The app was developed by two scientists from Sweden and Austria: Elina Berglund, who worked at the Cern laboratory in Geneva on the discovery of the Higgs Boson particle, and Raoul Scherwitzl. The married couple originally devised the algorithm for their own family planning, and now both work full time for the company they founded. They claim to have 600,000 users worldwide, who pay an annual subscription.

Users monitor their fertility with the app by taking their temperature each morning. It tracks the results to detect ovulation, and advises which days are safe or unsafe to have unprotected sex without the risk of conception.

The app relies on users taking their temperature at around the same time every morning, and cautions: “Remember that you must always measure as soon as you wake up before you snooze, sit/get up, or check your phone.”

The Facebook page is full of tributes from users, and one woman has posted the launch of a petition against any possibility of the app being banned in Sweden following the Medical Product Agency’s investigation.
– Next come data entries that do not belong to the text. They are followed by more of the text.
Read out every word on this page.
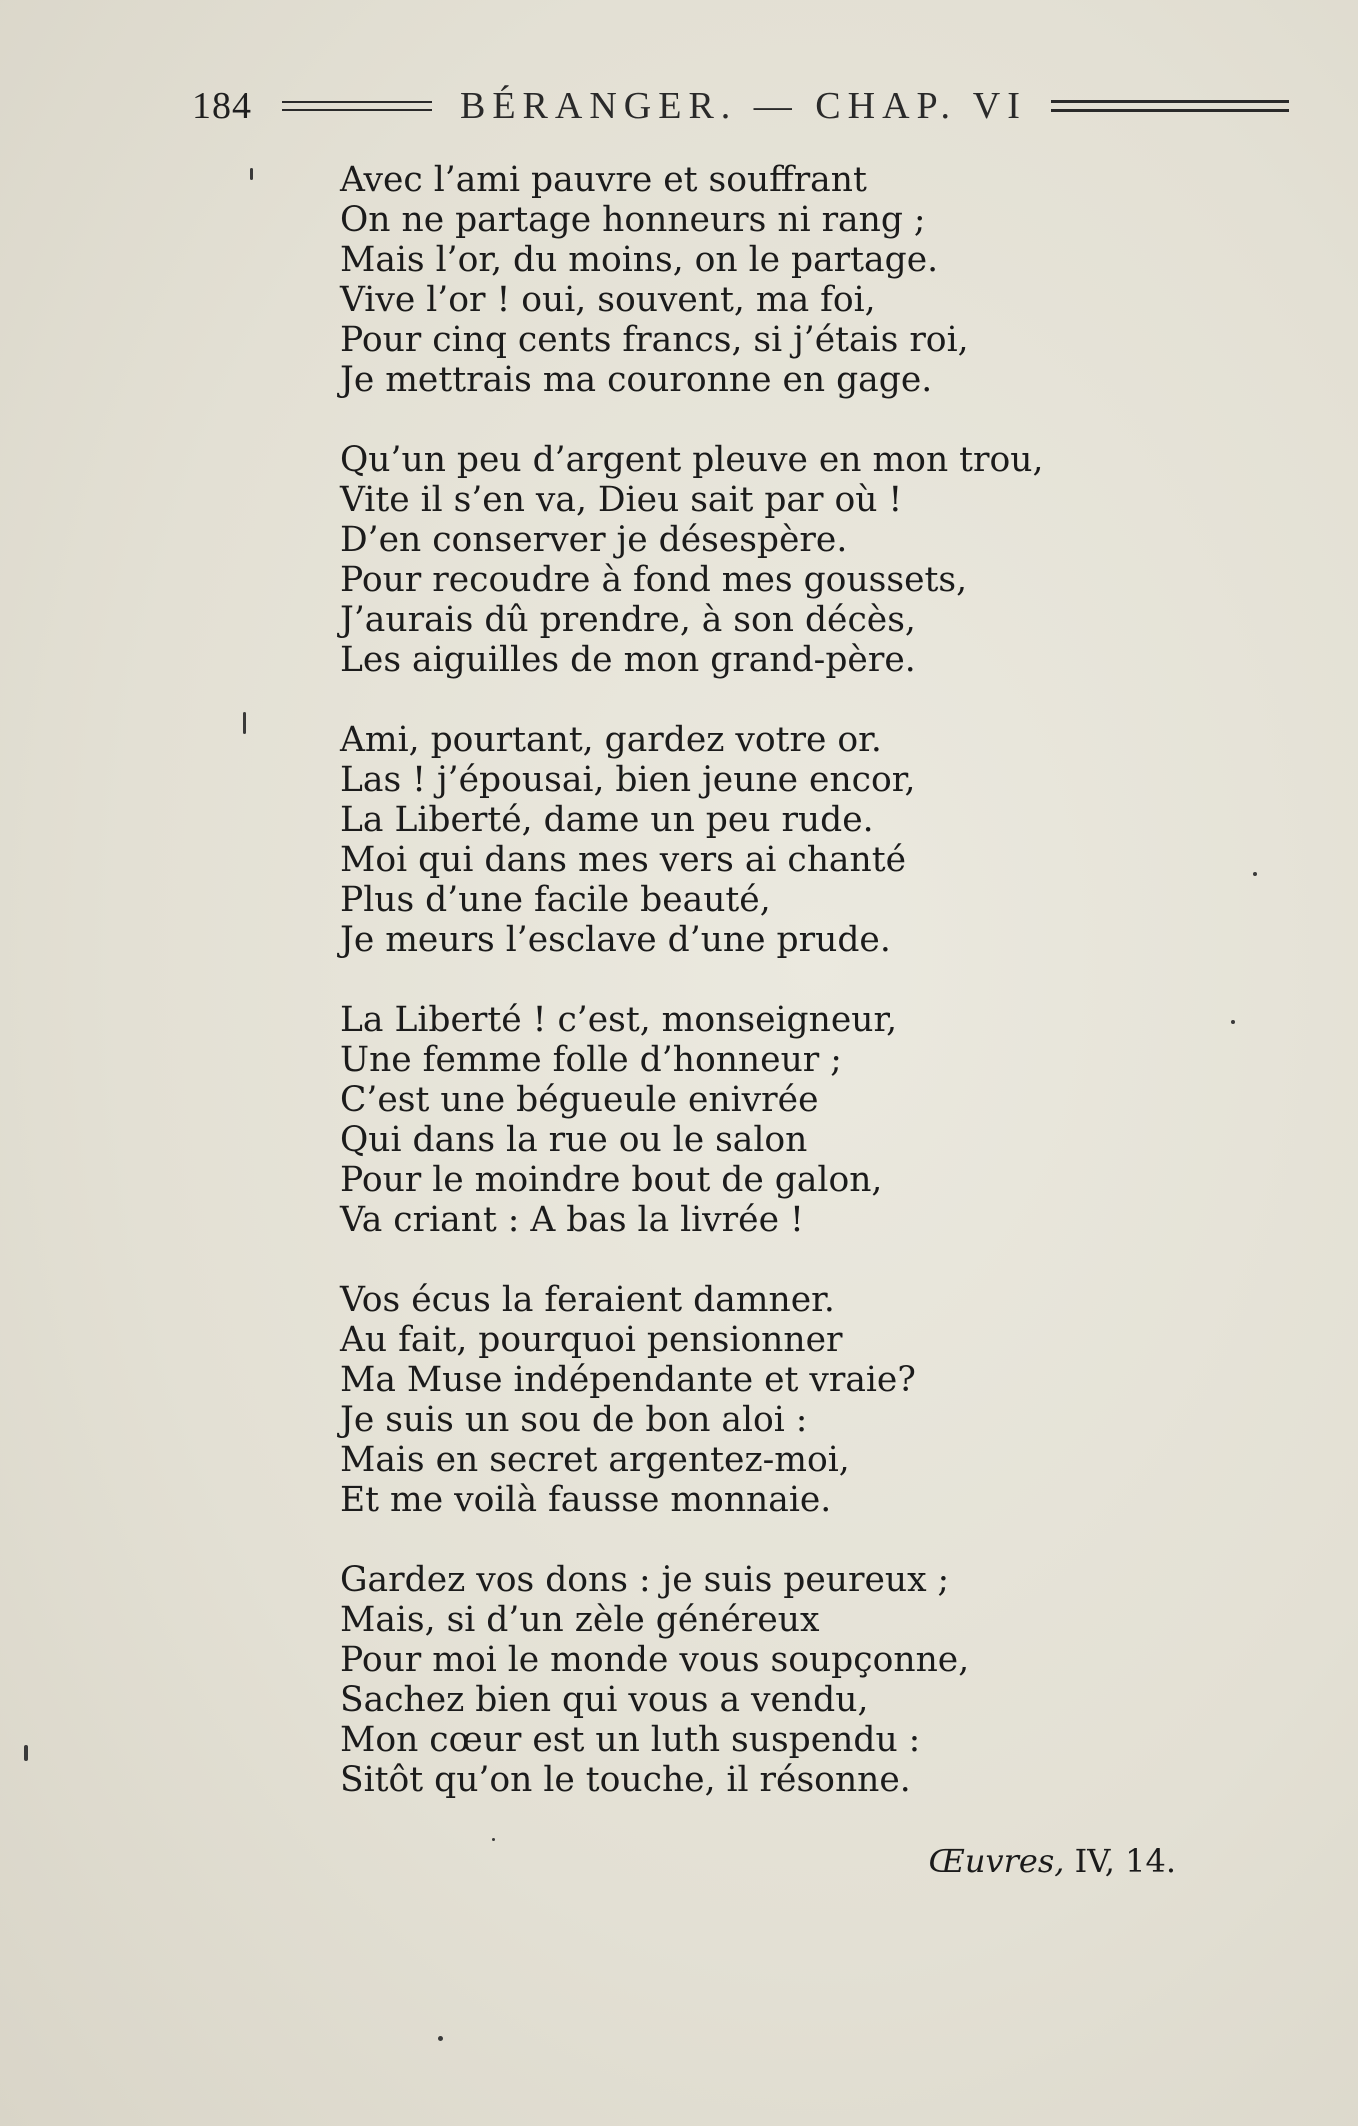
184	BÉRANGER. — CHAP. VI
Avec l’ami pauvre et souffrant
On ne partage honneurs ni rang ;
Mais l’or, du moins, on le partage.
Vive l’or ! oui, souvent, ma foi,
Pour cinq cents francs, si j’étais roi,
Je mettrais ma couronne en gage.
Qu’un peu d’argent pleuve en mon trou,
Vite il s’en va, Dieu sait par où !
D’en conserver je désespère.
Pour recoudre à fond mes goussets,
J’aurais dû prendre, à son décès,
Les aiguilles de mon grand-père.
Ami, pourtant, gardez votre or.
Las ! j’épousai, bien jeune encor,
La Liberté, dame un peu rude.
Moi qui dans mes vers ai chanté
Plus d’une facile beauté,
Je meurs l’esclave d’une prude.
La Liberté ! c’est, monseigneur,
Une femme folle d’honneur ;
C’est une bégueule enivrée
Qui dans la rue ou le salon
Pour le moindre bout de galon,
Va criant : A bas la livrée !
Vos écus la feraient damner.
Au fait, pourquoi pensionner
Ma Muse indépendante et vraie?
Je suis un sou de bon aloi :
Mais en secret argentez-moi,
Et me voilà fausse monnaie.
Gardez vos dons : je suis peureux ;
Mais, si d’un zèle généreux
Pour moi le monde vous soupçonne,
Sachez bien qui vous a vendu,
Mon cœur est un luth suspendu :
Sitôt qu’on le touche, il résonne.
Œuvres, IV, 14.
A spokeswoman for Natural Cycles said: “We are in contact with the ASA and, since the investigation is ongoing, it would not be appropriate for us to speculate on the outcome.

“We can confirm however, that the ASA complaint in relation to the Facebook advertisement in question was actually raised in 2017. The advertisement which only ran for a few weeks has been taken out of circulation and we have accepted the draft recommendations very recently shared with us by the ASA.”